Когда он вышел, я подошла к умывальнику ополоснуть заплаканное лицо, потом бережно приколола медальон к лифчику у самого сердца. С тех пор я никогда с ним не расставалась. В день пятилетия Камерного театра Александр Яковлевич Таиров подарил мне маленькую серебряную фигурку Сакунталы. Без этих талисманов от двух самых дорогих мне людей я никогда не выходила на сцену.
Трудно описать столпотворение, которое было за кулисами после премьеры «Синей птицы». Поздравить Константина Сергеевича и актеров пришли родные, друзья — писатели, художники, артисты. Все обнимались и целовались.
Я очень полюбила свою Митиль, гордилась тем, что вскоре она завоевала любовь театральной Москвы, и особенно радовалась тому, что многие большие люди в искусстве высоко ценили спектакль. Скрябин иногда специально приходил на первый акт посмотреть, как просыпаются дети, как они танцуют, сидя на столе, едят воображаемые пирожные и ссорятся. После «Синей птицы» я получала много писем от зрителей. В одном из них меня всерьез спрашивали, сколько мне лет.

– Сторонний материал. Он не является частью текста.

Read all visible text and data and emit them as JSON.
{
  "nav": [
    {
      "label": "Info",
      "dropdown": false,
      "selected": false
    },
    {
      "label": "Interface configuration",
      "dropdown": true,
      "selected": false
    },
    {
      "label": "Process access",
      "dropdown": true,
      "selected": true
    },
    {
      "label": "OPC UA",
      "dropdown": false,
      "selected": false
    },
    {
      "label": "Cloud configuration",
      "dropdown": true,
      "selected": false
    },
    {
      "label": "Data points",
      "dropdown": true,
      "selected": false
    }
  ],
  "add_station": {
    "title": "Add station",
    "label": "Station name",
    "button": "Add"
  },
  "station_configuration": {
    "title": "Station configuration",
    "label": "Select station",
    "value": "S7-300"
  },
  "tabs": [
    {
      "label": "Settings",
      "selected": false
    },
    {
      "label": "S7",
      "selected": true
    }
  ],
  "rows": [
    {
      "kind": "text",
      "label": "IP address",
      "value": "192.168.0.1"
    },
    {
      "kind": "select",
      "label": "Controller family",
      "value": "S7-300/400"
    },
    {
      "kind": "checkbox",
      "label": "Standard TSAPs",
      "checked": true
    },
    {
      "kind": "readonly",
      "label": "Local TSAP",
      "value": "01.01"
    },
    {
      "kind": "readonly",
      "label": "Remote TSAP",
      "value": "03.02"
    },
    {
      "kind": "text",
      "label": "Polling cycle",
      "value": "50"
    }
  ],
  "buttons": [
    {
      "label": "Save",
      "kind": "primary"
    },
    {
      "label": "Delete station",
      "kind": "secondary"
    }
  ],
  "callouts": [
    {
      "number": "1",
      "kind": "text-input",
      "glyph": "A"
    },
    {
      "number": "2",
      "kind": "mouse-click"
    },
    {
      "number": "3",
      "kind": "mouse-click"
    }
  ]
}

Вскоре после премьеры меня вызвал к себе Владимир Иванович и спросил, не хочу ли я отказаться от своих выходных ролей. По правилам Художественного театра я могла это сделать. Я категорически воспротивилась и просила оставить все выхода за мною. Я очень любила эти свои маленькие роли. А через несколько дней Румянцев торжественно объявил, что мне положено жалованье — двадцать пять рублей в месяц.
Сознание, что школа позади, что я — актриса, кружило мне голову. Я стала раздумывать, как бы отметить это событие. В один прекрасный день меня осенила очередная блестящая мысль — сделать себе вечернее платье со шлейфом. Ни на каких приемах и балах я в то время не бывала, появляться в нем мне было решительно негде, но мечта о том, чтобы хоть раз покружиться в вальсе в платье со шлейфом, скользящим по полу, не давала мне покоя. Весь мой гардероб до этих пор состоял из единственной юбки и двух блузок — одна на каждый день шерстяная, а другая шелковая, парадная. К ним пристегивались воротнички, которые няня крахмалила так, что они просто сверкали, и я всегда казалась себе нарядной. Но сейчас мне хотелось почувствовать себя «дамой». Раздумывая над тем, каким должен быть мои туалет, я вспомнила очень эффектное платье Нины Николаевны Литовцевой — синее суконное, туго обтягивающее фигуру; когда она поднималась по лестнице, за ней, красиво извиваясь, тянулся шлейф. Не откладывая дела в долгий ящик, я отправилась покупать сукно. На Страстной площади красовалась большая реклама: «Супруги будут жить счастливо, если купят приданое в магазине Иванова. Пассаж». В этот-то магазин я и пошла. С видом дамы, привыкшей к дорогим туалетам, я попросила приказчика показать мне синее сукно, самое тонкое и не слишком яркое. Пересмотрев под лампой несколько рулонов, я выбрала наконец то, которое показалось мне наиболее подходящим, и небрежно спросила о цене. Когда оказалось, что аршин стоит три рубля и что на платье понадобится не меньше пяти аршин, у меня екнуло сердце. Но тут же я вспомнила, что актриса должна иметь выдержку, и попросила выписать чек. Придя домой, я старательно спрятала сверток под кровать. Мысль о том, что я истратила почти все свое жалованье на себя, не давала мне покоя. Но отступать было поздно. В смятенном состоянии отправилась я на следующий день к знакомой портнихе. Попросив ее ничего не рассказывать моим домашним, которым я хочу сделать сюрприз, и подробно описав платье Нины Николаевны, я спросила, может ли она сделать мне точно такое же, в рассрочку.
С бьющимся сердцем пришла я через неделю на примерку. Встретив меня, портниха сказала:
— Аличка, тебя ждет сюрприз.
Когда мастерица стала накалывать на мне платье, я вдруг увидела в зеркале пестрого искусно вышитого павлина, распустившего свой пышный хвост от моей шеи до самого живота. В глазах у меня потемнело.
— Ну как, Аличка, нравится тебе мой красавец? В Париже дамы с ума сходят по вышивке, — торжествующе воскликнула портниха.